Books use words that almost everyone knows
Every time there’s a post on eInk or ePaper technology on this Blog the spell check goes crazy. That’s what our work language is like for people outside of our work – a jumble of failed recognition.
On the other hand books, movies, etc. use language that almost everyone gets. That’s why you can get mega successes like Dan Brown and J. K. Rowling and James Patterson and Lord of the Rings and Iron Man. They are shared stories and they are sharable stories.
These shared stories and the shared language they use is the glue that’s keeping society intact. Without the things that create and sustain shared language we’d gradually stop understanding each other and things would fall apart.
Role of Books in creating and sustaining a Shared Language
There are multiple facets –
- Use words that everyone gets and also teach words that everyone can share.
- Tell Stories that everyone can relate with.
- Share Stories that people can learn from – including understanding others.
- Let people use their own meanings for words and at the same time learn shared things.
- Connect people to each other.
Books have the ability to take people with completely different backgrounds and lives and languages and make them feel the exact same thing. Remind them that underneath the flourishes and embellishments of our work languages is a very human language that everyone speaks and understands.
Books and Movies are better than TV and Games
For the most part TV and Games (talking about the latest incarnation, social games) are focused on getting to psychological commonalities and influencing human behavior. For TV it’s getting people to buy stuff advertisers want them to and for games it’s getting people entrapped in vicious, endless loops.
Movies and Books are different – there’s a reason why they take their money upfront. They focus on telling stories and reminding us of our shared stories and our shared heritage and culture. They aim to entertain after having taken our money and therefore they can focus on the aspects of building a shared language that TV and games never strive to because it serves advertisers better if we stay detached from, and uncomprehending of, each other.
Consider two examples
Let’s take The Road. At it’s core it’s the story of a father and a son – of a father not giving up so his son can live. It’s something every single human being in the world can share.
It’s a common language – family, love, hope, a future for our children.

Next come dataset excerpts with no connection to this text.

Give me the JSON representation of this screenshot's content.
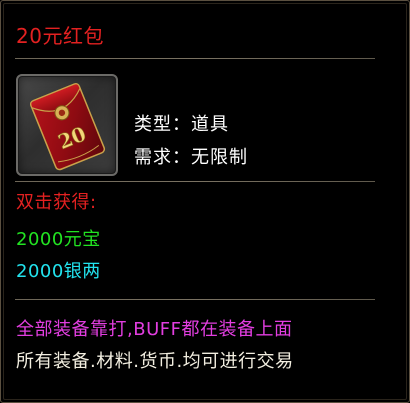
{
  "item": {
    "name": "20元红包",
    "icon": "red-envelope-icon",
    "type_label": "类型：",
    "type_value": "道具",
    "requirement_label": "需求：",
    "requirement_value": "无限制"
  },
  "usage": {
    "action": "双击获得:",
    "rewards": [
      "2000元宝",
      "2000银两"
    ]
  },
  "notes": [
    "全部装备靠打,BUFF都在装备上面",
    "所有装备.材料.货币.均可进行交易"
  ],
  "colors": {
    "title": "#e32121",
    "action": "#e32121",
    "reward_1": "#22e322",
    "reward_2": "#22e3ee",
    "note_1": "#e23ee0",
    "note_2": "#f2eee0",
    "attributes": "#ffffff"
  }
}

Next, let’s look at The Bucket List. It’s many messages to many people. However, a few of the core themes are the fear of death, the importance of living life and doing things we want to, and friendship. It’s something everyone can relate to.
Death is even more undiscriminating than taxes – it takes the rich and the poor alike. It cares not that doctors have elaborate languages of their own or that scientists might converse in formulae instead of words. By dealing with Death so directly the movie takes us out of whatever safe, well laid out world we have constructed for ourselves and puts us in a world where we are forced to relate with everyone else. Everyone dies and that makes everyone relatable.

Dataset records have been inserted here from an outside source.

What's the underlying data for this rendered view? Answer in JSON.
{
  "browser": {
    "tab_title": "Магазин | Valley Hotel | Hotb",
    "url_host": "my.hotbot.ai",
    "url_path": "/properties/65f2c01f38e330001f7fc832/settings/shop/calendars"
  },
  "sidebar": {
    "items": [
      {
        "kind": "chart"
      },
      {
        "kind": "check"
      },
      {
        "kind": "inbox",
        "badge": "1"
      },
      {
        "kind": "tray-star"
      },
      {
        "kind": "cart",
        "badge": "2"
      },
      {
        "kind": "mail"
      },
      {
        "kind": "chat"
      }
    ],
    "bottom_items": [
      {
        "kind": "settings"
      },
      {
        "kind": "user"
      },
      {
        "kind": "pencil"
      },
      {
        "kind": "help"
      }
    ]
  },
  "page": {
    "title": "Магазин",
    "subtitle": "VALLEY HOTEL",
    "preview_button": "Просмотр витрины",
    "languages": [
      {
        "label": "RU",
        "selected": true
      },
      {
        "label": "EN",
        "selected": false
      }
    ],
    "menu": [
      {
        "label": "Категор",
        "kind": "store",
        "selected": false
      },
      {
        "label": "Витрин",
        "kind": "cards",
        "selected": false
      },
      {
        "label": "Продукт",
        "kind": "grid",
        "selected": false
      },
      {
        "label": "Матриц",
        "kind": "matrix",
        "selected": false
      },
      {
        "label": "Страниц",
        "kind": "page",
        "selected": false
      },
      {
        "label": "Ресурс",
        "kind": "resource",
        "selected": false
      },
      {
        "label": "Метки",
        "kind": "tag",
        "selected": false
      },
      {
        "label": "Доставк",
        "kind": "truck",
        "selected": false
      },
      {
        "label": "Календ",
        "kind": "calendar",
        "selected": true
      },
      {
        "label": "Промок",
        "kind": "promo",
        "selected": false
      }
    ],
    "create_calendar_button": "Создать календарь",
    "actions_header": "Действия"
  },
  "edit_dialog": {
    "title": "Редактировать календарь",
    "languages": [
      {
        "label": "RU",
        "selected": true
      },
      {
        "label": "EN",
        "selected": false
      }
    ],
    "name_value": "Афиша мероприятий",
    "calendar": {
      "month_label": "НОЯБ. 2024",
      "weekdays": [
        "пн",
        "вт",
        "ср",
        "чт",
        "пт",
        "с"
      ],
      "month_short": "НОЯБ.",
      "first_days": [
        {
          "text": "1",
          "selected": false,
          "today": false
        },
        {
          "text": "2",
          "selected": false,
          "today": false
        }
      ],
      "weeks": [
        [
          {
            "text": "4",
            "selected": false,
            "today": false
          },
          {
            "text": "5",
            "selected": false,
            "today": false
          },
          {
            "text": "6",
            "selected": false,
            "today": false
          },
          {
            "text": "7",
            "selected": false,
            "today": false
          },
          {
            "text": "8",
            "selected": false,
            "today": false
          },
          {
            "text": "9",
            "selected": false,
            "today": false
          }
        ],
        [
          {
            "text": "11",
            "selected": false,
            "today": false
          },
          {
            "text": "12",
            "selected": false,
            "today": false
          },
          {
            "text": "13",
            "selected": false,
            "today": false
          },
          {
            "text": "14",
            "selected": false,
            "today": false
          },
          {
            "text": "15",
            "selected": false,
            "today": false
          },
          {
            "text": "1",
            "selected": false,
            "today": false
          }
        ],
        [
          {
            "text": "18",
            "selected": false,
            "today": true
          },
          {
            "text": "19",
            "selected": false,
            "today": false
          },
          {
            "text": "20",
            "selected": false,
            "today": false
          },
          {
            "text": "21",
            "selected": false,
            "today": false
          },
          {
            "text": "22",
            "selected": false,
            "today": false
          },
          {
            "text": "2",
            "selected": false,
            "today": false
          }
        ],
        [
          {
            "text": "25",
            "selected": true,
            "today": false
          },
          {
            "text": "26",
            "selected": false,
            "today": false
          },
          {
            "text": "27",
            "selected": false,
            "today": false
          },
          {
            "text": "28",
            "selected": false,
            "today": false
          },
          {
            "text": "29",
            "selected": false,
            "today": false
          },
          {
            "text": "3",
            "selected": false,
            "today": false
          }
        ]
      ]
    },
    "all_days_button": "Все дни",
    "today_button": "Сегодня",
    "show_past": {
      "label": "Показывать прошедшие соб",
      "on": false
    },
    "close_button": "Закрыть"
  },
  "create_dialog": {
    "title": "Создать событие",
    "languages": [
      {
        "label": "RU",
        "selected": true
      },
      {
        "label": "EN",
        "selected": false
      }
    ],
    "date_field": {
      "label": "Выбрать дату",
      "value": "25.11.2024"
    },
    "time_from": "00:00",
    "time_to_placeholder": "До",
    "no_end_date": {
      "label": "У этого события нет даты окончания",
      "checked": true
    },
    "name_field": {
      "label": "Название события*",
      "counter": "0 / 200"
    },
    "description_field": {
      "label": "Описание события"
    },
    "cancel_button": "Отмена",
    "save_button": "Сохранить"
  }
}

Shared Language vs Shared Confusion
In the end it’s a simple choice. To understand what we have in common with everyone else or to see only the differences.

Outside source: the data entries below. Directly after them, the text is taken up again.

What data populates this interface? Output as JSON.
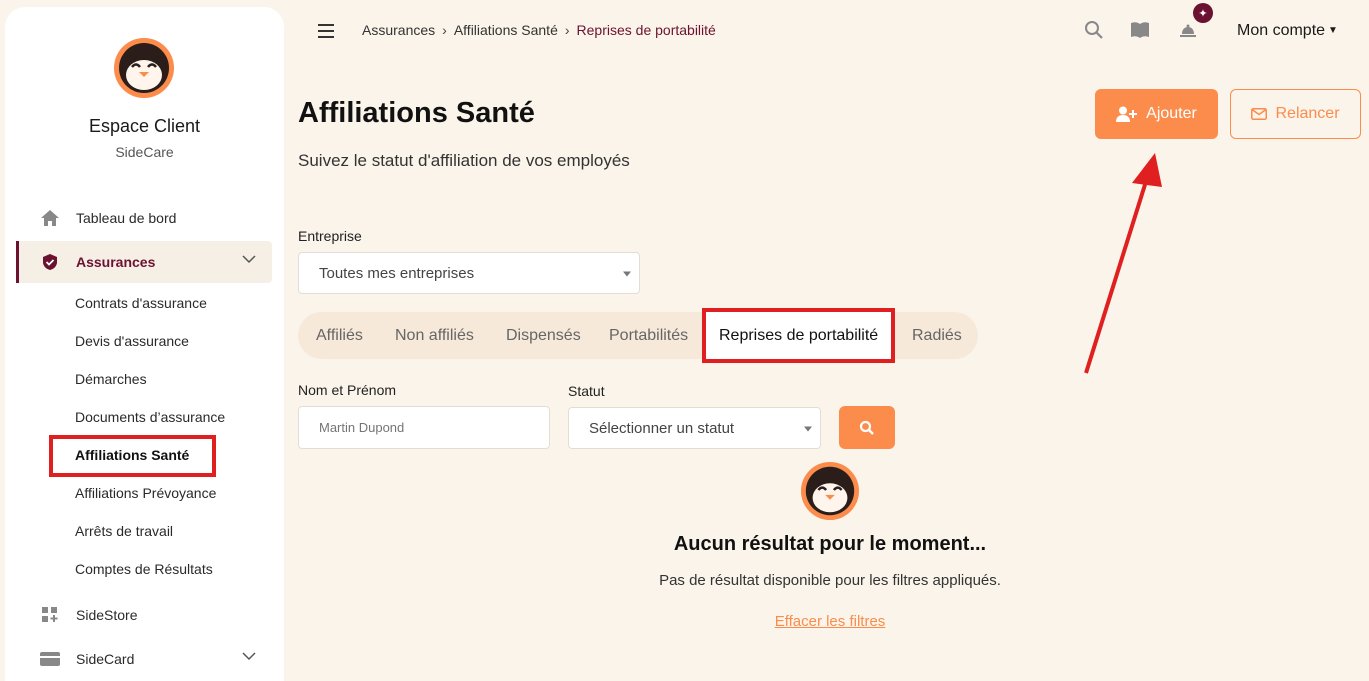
{
  "sidebar": {
    "brand_title": "Espace Client",
    "brand_sub": "SideCare",
    "nav": {
      "dashboard": "Tableau de bord",
      "assurances": "Assurances",
      "sidestore": "SideStore",
      "sidecard": "SideCard"
    },
    "sub_items": [
      "Contrats d'assurance",
      "Devis d'assurance",
      "Démarches",
      "Documents d’assurance",
      "Affiliations Santé",
      "Affiliations Prévoyance",
      "Arrêts de travail",
      "Comptes de Résultats"
    ]
  },
  "topbar": {
    "breadcrumb": [
      "Assurances",
      "Affiliations Santé",
      "Reprises de portabilité"
    ],
    "account": "Mon compte",
    "icons": [
      "search-icon",
      "book-icon",
      "bell-icon",
      "sparkle-badge-icon"
    ]
  },
  "header": {
    "title": "Affiliations Santé",
    "subtitle": "Suivez le statut d'affiliation de vos employés",
    "add_button": "Ajouter",
    "remind_button": "Relancer"
  },
  "filters": {
    "company_label": "Entreprise",
    "company_value": "Toutes mes entreprises",
    "name_label": "Nom et Prénom",
    "name_placeholder": "Martin Dupond",
    "status_label": "Statut",
    "status_value": "Sélectionner un statut"
  },
  "tabs": [
    "Affiliés",
    "Non affiliés",
    "Dispensés",
    "Portabilités",
    "Reprises de portabilité",
    "Radiés"
  ],
  "active_tab": "Reprises de portabilité",
  "empty_state": {
    "title": "Aucun résultat pour le moment...",
    "subtitle": "Pas de résultat disponible pour les filtres appliqués.",
    "clear_link": "Effacer les filtres"
  },
  "colors": {
    "accent": "#fb8c4c",
    "brand": "#6b1230",
    "highlight": "#e02020",
    "background": "#fbf4ea"
  }
}
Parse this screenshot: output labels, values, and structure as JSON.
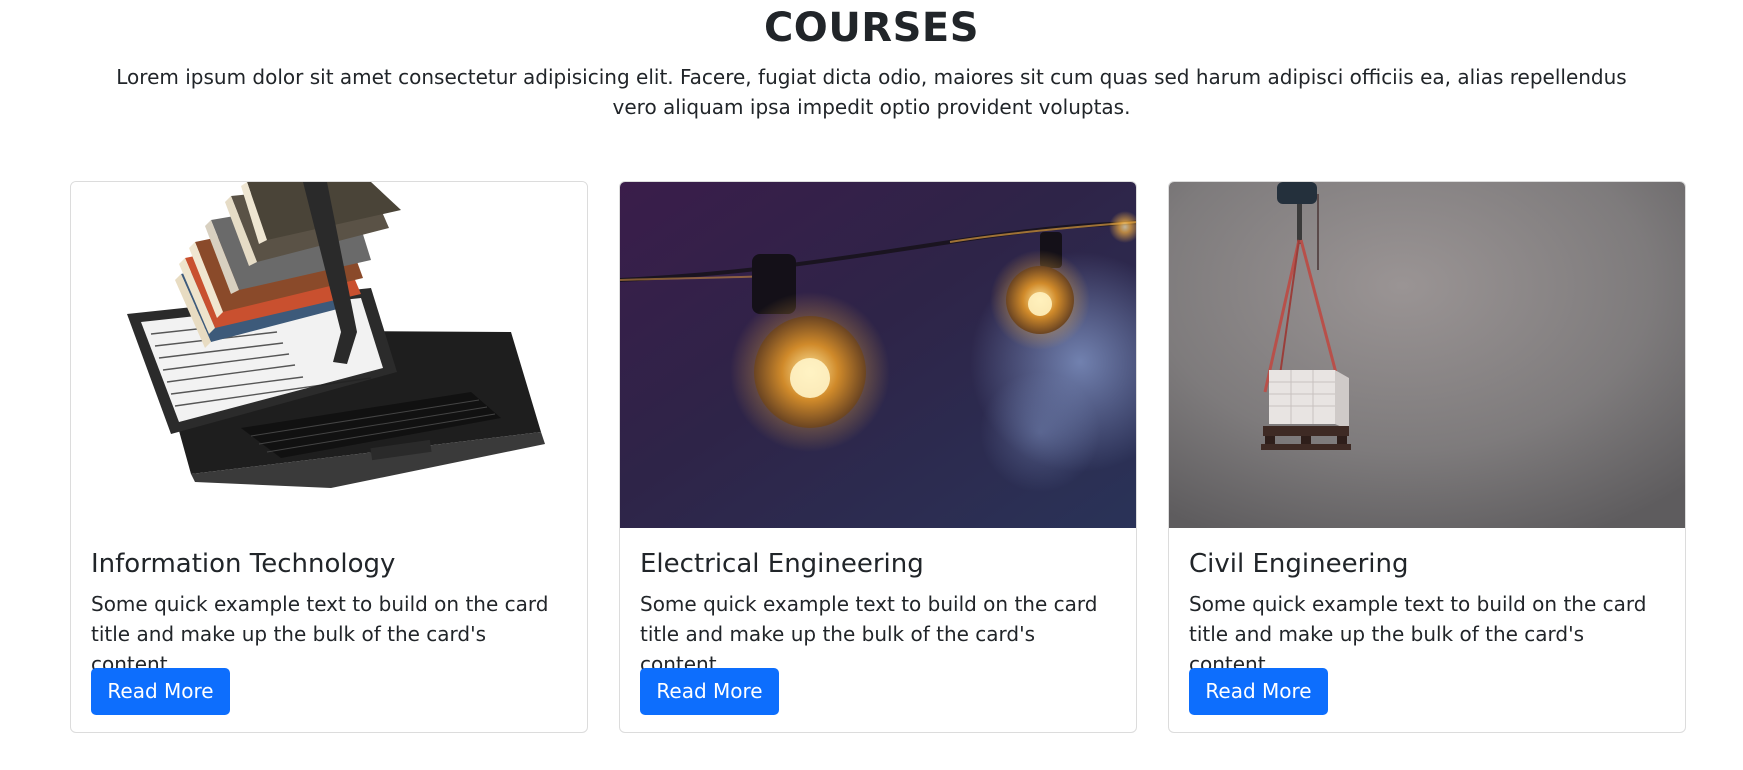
{
  "section": {
    "title": "COURSES",
    "description": "Lorem ipsum dolor sit amet consectetur adipisicing elit. Facere, fugiat dicta odio, maiores sit cum quas sed harum adipisci officiis ea, alias repellendus vero aliquam ipsa impedit optio provident voluptas."
  },
  "cards": [
    {
      "title": "Information Technology",
      "text": "Some quick example text to build on the card title and make up the bulk of the card's content.",
      "button_label": "Read More",
      "image": "books-on-laptop-image"
    },
    {
      "title": "Electrical Engineering",
      "text": "Some quick example text to build on the card title and make up the bulk of the card's content.",
      "button_label": "Read More",
      "image": "light-bulbs-image"
    },
    {
      "title": "Civil Engineering",
      "text": "Some quick example text to build on the card title and make up the bulk of the card's content.",
      "button_label": "Read More",
      "image": "crane-lifting-bricks-image"
    }
  ],
  "colors": {
    "accent": "#0d6efd",
    "text": "#212529",
    "card_border": "#dcdcdc"
  }
}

Anyone trying to profit from us will always stress the latter.
If people saw a glimmer of themselves in everyone else then how could you ever get them to do anything to hurt other people. Or for that matter to hurt themselves.
That’s why books and movies are important – they bring us closer to other people and help us understand everyone else and that helps us better understand ourselves. The masterfully crafted, crucially important worlds of work we live in are not nearly as important as the real world.